KIZ KULESİNİN ALTINDA YATAN SIR

Kullanıcı avatarı
Kurt34
Mesajlar: 29
Kayıt: Pzt Mar 06, 2017 19:00

KIZ KULESİNİN ALTINDA YATAN SIR

Mesaj gönderen Kurt34 » Pzr Nis 02, 2017 23:14

kız kule.png
Bu mesaja eklenen dosyaları görüntülemek için gerekli izinlere sahip değilsiniz.

Kullanıcı avatarı
Admin
Mesajlar: 77
Kayıt: Pzt Mar 06, 2017 11:15

Re: Kız Kulesinin altında yatan sır

Mesaj gönderen Admin » Pzr Nis 02, 2017 23:50

Kurt biraz da aciklama ekleseydin, nedir altindaki sir?

Kullanıcı avatarı
Kurt34
Mesajlar: 29
Kayıt: Pzt Mar 06, 2017 19:00

Re: Kız Kulesinin altında yatan sır

Mesaj gönderen Kurt34 » Pzt Nis 03, 2017 00:42


Kullanıcı avatarı
Admin
Mesajlar: 77
Kayıt: Pzt Mar 06, 2017 11:15

Re: Kız Kulesinin altında yatan sır

Mesaj gönderen Admin » Pzt Nis 03, 2017 12:05

Gercekten ilginc. Tesekkurler Kurt.

Kullanıcı avatarı
Treks34
Mesajlar: 542
Kayıt: Pzt Mar 06, 2017 18:21

Re: Kız Kulesinin altında yatan sır

Mesaj gönderen Treks34 » Pzt Nis 03, 2017 18:51

Yazılı Bir bölümüde ben tamamlayayım.Volcan kadar esrarlı bir yazı olduğunu düşünüyorum.

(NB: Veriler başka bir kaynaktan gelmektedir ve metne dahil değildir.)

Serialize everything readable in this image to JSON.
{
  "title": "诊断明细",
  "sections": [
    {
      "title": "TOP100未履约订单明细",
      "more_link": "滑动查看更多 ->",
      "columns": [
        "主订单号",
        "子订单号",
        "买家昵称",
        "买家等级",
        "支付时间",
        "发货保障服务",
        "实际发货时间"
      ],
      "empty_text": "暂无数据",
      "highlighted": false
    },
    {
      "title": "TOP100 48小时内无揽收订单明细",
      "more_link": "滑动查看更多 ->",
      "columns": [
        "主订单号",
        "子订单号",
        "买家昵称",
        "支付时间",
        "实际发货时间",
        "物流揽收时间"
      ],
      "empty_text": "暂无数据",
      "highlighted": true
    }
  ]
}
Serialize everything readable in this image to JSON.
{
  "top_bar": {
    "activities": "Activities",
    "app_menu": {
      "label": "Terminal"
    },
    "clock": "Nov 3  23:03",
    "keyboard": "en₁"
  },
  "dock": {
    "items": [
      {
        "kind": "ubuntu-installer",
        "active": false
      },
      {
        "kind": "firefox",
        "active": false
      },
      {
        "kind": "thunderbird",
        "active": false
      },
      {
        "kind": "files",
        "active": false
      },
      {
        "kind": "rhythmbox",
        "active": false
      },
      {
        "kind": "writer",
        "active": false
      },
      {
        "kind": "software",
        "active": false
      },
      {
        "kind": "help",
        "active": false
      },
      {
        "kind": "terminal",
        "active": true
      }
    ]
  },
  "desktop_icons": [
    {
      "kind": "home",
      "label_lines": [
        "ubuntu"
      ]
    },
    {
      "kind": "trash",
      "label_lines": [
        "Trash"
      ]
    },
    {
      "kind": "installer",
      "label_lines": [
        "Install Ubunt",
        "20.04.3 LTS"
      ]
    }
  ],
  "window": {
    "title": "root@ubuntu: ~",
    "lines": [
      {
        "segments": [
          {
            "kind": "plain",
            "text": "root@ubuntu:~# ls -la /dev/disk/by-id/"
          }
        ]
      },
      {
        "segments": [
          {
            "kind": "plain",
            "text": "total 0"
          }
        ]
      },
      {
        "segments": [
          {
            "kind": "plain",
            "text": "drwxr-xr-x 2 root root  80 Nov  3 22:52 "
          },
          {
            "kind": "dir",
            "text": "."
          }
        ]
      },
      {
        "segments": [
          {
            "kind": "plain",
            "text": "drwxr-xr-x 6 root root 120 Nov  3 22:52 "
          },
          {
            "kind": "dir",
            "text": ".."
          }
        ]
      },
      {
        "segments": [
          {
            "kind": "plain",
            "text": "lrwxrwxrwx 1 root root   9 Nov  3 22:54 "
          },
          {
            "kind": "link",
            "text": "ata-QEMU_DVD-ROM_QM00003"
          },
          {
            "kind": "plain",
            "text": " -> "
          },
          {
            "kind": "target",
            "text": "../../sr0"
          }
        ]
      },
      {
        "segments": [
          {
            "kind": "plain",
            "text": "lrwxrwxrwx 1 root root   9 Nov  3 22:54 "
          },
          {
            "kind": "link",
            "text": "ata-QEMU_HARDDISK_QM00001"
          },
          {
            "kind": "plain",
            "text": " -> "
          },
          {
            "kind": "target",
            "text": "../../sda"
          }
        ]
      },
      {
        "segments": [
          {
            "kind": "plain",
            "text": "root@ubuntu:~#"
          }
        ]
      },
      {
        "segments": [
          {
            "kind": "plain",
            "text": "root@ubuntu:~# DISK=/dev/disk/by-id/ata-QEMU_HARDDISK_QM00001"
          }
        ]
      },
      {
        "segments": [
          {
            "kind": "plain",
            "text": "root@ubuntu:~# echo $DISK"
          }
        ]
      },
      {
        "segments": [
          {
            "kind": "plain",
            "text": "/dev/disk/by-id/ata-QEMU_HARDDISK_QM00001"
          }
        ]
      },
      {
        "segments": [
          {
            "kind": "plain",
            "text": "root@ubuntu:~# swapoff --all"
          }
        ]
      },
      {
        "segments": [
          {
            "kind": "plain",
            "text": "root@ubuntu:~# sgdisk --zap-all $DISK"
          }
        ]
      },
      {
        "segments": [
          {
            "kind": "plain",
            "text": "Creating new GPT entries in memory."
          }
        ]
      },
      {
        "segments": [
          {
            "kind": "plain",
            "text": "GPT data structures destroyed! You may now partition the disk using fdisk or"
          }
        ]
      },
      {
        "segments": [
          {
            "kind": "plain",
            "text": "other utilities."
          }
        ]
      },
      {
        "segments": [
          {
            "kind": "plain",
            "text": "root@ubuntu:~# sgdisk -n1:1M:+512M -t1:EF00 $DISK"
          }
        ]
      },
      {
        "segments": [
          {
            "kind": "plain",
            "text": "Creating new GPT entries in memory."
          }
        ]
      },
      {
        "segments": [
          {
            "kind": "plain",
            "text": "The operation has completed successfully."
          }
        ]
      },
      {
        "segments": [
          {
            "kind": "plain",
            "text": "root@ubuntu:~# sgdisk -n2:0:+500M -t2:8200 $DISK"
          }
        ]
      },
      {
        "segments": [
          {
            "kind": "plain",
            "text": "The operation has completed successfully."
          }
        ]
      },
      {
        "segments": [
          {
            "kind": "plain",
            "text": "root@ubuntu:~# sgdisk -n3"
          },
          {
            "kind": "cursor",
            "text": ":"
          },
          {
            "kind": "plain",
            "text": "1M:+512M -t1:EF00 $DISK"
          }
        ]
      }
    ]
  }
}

Buyrun hep birilikte okuyalım.Bir solukta okuyacağınıza inanıyorum



Büyük bir antika koleksiyoneri olan İngiliz Sir Francis Crick’in malikanesinin kapısını gizemli bir adam çalar adamın son derece bozuk bir aksanı vardır ve muhtemelen Araptır. Elinde bir defter göstererek defteri Sir’e satmak ister deftere göz atan Francis Crick içinde bazı teknik çizimler ve arapça yazılar olduğunu görür adamın ısrarı üzerine birkaç sterlin vererek adamı gönderir sonraki günlerde çizimlere baktığında gözüne tanıdık geldiğini fark eder ve kısa bir süre sonra çizimlerin kız kulesine ait olduğunu anlar. Ancak bir farklılık vardır kule 3 katlı olarak resmedilmiştir. Kule ile alakalı bulabildiği tüm bilgileri toplayarak karşılaştırır ilk başta çizimlerin yanlış olduğunu düşünür fakat sonra merakına yenik düşerek notları tercüme ettirmeye karar verir.
Notlara göre kız kulesinin mahzeninde aşağıya inen bir geçit vardır ve bu geçitten deniz tabanı altında bulunan bir başka yapıya ulaşılmaktadır, yapı eski bir mağaranın içerisine inşa edilmiştir. Geçidi açan anahtar ise tam olarak tasvir edilmiştir. ayrıca bu yapının bazı odalarını farklı amaçlarla kullanmak için tasarlanmış suyu doldurup boşaltma prensibi ile çalışan birde antik mekanizmadan bahsedilmektedir.
Öğrendikleri sir’i iyice meraklandırır ve bu defteri kendisine satan o gizemli adamı araştırmaya başlar hatta bunun için özel bir arama emri dahi çıkarttırılır ancak bir sonuç alınamaz. Bunun üzerine sir notlarda tarif edilen anahtarın aynısını bir demir ustasına yaptırır. İleri ki yıllarda
“Anahtarı elime aldığım da İstanbul’a gitmekten başka hiçbir şey düşünemiyordum" diyecektir. Anahtarını yaptırmasının ardından İstanbul’a gelip yapıyı yakınen incelemek hatta mümkünse ve eğer gerçekse altta bulunan bu saklı bölümün fotoğraflarını çekmek istemektedir. Sir yüksek bağlantılarını kullanarak İngiltere’nin Türkiye büyük elçiliği vasıtası ile dönemin Türk hükümetinden Mimari İnceleme adı altında 5 günlük bir izin alır ancak yanına birde koruma memuru verilecektir.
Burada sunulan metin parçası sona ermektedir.